“Lettera di una sconosciuta”, un racconto da film

L’espediente della lettera ritrovata o ricevuta non è inconsueto in letteratura. Stefan Zweig lo applica per raccontare l’ossessione d’amore di una giovane donna per uno scrittore ricco e famoso. Costui, il giorno del suo compleanno, il quarantunesimo, riceve una lettera con l’intestazione “A te, che non mi hai mai conosciuta”. Più che una lettera è un lungo manoscritto-confessione di una donna che non rivela mai il proprio nome e che per anni ha accompagnato come un essere invisibile la vita dello scrittore. Il racconto è ambientato a Vienna.

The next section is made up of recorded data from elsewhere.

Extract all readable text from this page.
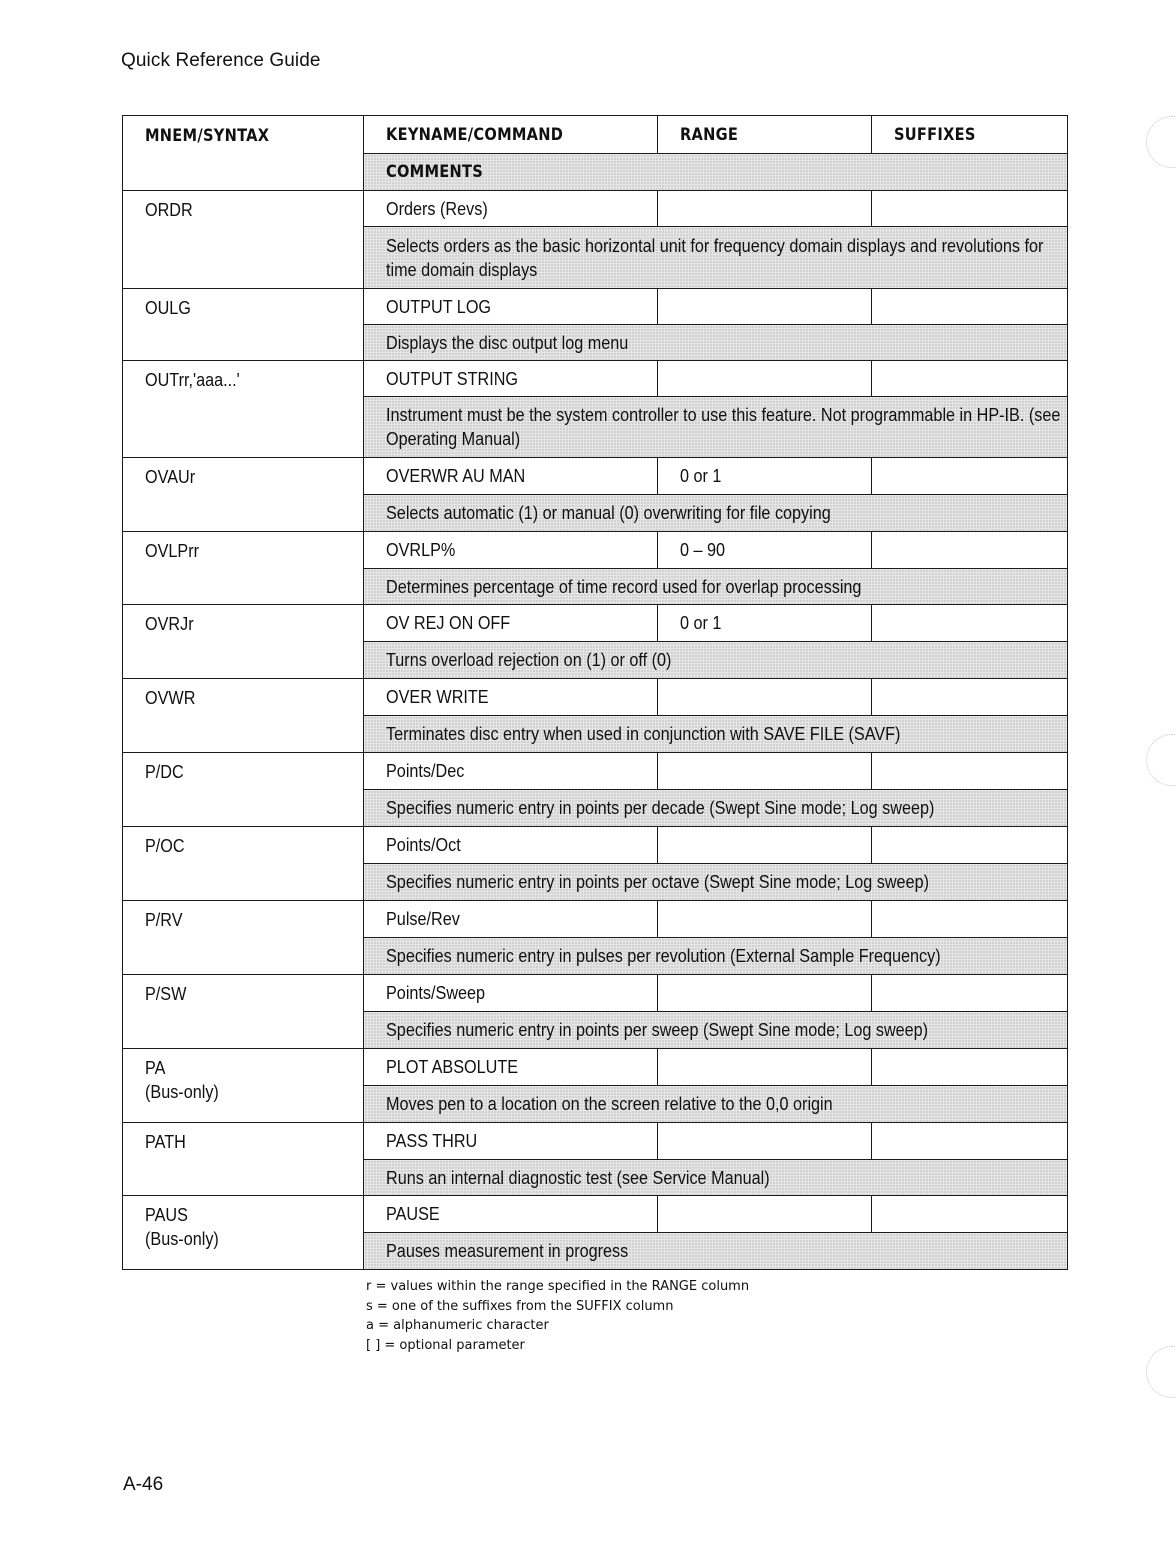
Quick Reference Guide
MNEM/SYNTAX	KEYNAME/COMMAND	RANGE	SUFFIXES
	COMMENTS		
ORDR	Orders (Revs)		

	Selects orders as the basic horizontal unit for frequency domain displays and revolutions for time domain displays		

OULG	OUTPUT LOG		
	Displays the disc output log menu		
OUTrr,'aaa...'	OUTPUT STRING		

	Instrument must be the system controller to use this feature. Not programmable in HP-IB. (see Operating Manual)		

OVAUr	OVERWR AU MAN	0 or 1	
	Selects automatic (1) or manual (0) overwriting for file copying		
OVLPrr	OVRLP%	0 – 90	
	Determines percentage of time record used for overlap processing		
OVRJr	OV REJ ON OFF	0 or 1	
	Turns overload rejection on (1) or off (0)		
OVWR	OVER WRITE		
	Terminates disc entry when used in conjunction with SAVE FILE (SAVF)		
P/DC	Points/Dec		
	Specifies numeric entry in points per decade (Swept Sine mode; Log sweep)		
P/OC	Points/Oct		
	Specifies numeric entry in points per octave (Swept Sine mode; Log sweep)		
P/RV	Pulse/Rev		
	Specifies numeric entry in pulses per revolution (External Sample Frequency)		
P/SW	Points/Sweep		
	Specifies numeric entry in points per sweep (Swept Sine mode; Log sweep)		
PA
(Bus-only)	PLOT ABSOLUTE		
	Moves pen to a location on the screen relative to the 0,0 origin		
PATH	PASS THRU		
	Runs an internal diagnostic test (see Service Manual)		
PAUS
(Bus-only)	PAUSE		
	Pauses measurement in progress		
r = values within the range specified in the RANGE column
s = one of the suffixes from the SUFFIX column
a = alphanumeric character
[ ] = optional parameter
A-46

La donna ha abitato da bambina con la mamma, povera vedova, nello stesso palazzo, sul medesimo pianerottolo dello scrittore, nel piccolo appartamento di fronte. Si è invaghita subito di quel giovane brillante, scrittore e amante del buon gusto e per anni lo ha  ammirato e osservato senza che lui se ne avvedesse. Rende bene il suo stato d’animo questo passaggio: Solo i bambini solitari possono tenersi stretta, tutta intera, la loro passione: gli altri disperdono il sentimento nelle chiacchiere, lo logorano con le confidenze; dell’amore hanno tanto sentito parlare, tanto ne hanno letto e sanno che è un destino comune. La fanciulla ammira i libri, gli oggetti raffinati che il domestico (l’unico che pare accorgersi di lei) trasporta nell’appartamento, i fiori che gli arrivano, invidia le numerose donne giovani ed eleganti che lo frequentano. Lo scrittore ha, seppure indirettamente, qualche influenza positiva su di lei, che gli scrive: Tu trasformasti, tutta intera, la mia vita. Fino allora apatica e mediocre a scuola, divenni d’un tratto la prima della classe, leggevo un’infinità di libri sino a notte fonda perché sapevo che tu amavi i libri; di punto in bianco – lasciando stupefatta mia madre – cominciai a esercitarmi al pianoforte con perseveranza, quasi con caparbietà, perché credevo che tu amassi la musica.
Ad un certo punto la madre sposa un benestante e la famiglia si trasferisce a Innsbruck. Per la fanciulla è un dramma, ma non si dà per vinta: non appena maggiorenne convince la mamma a lasciarla andare a cercarsi un lavoro a Vienna. E lì, ricomincia con la sua ossessione. Il resto non è raccontabile, pregiudicherebbe il piacere della lettura. Torno soltanto un attimo all’inizio della lettera in cui la sconosciuta si confessa: Ieri il mio bambino è morto – per tre giorni e tre notti ho cercato di strappare alla morte la sua piccola, tenera vita, per quaranta ore sono rimasta al suo capezzale mentre l’influenza scuoteva quel corpicino che bruciava di febbre. E più avanti: A te solo voglio parlare, per la prima volta ti dirò tutto: dovrai conoscere tutta la mia vita, che è sempre stata la tua e di cui tu non hai mai saputo nulla. Ma conoscerai il mio segreto solo quando io sarò morta e tu non dovrai più darmi risposte, quando questo gelo e questo ardore che mi scuotono le membra saranno veramente la fine.
Insomma, è un dramma, anzi, un drammone. Tanto è vero che Lettera di una sconosciuta (1922), tra i tanti romanzi e racconti di Zweig, sempre saccheggiati dal cinema, è quello che ha avuto il maggior numero di adattamenti in pellicola (forse  in assoluto nella storia del cinema, dove pure di ossessioni d’amore se ne sono viste tante). Stando a wikipedia, se ne contano ben nove tra il 1933 e il 2004, un po’ in tutte le lingue e c’è da credere che altri registi se ne occuperanno ancora. Quello di maggior successo resta Letter from an Unknown Woman (1948), diretto da Max Ophuls con Joan Fontaine e Louis Jourdan, divenuto un film cult del genere sentimentale.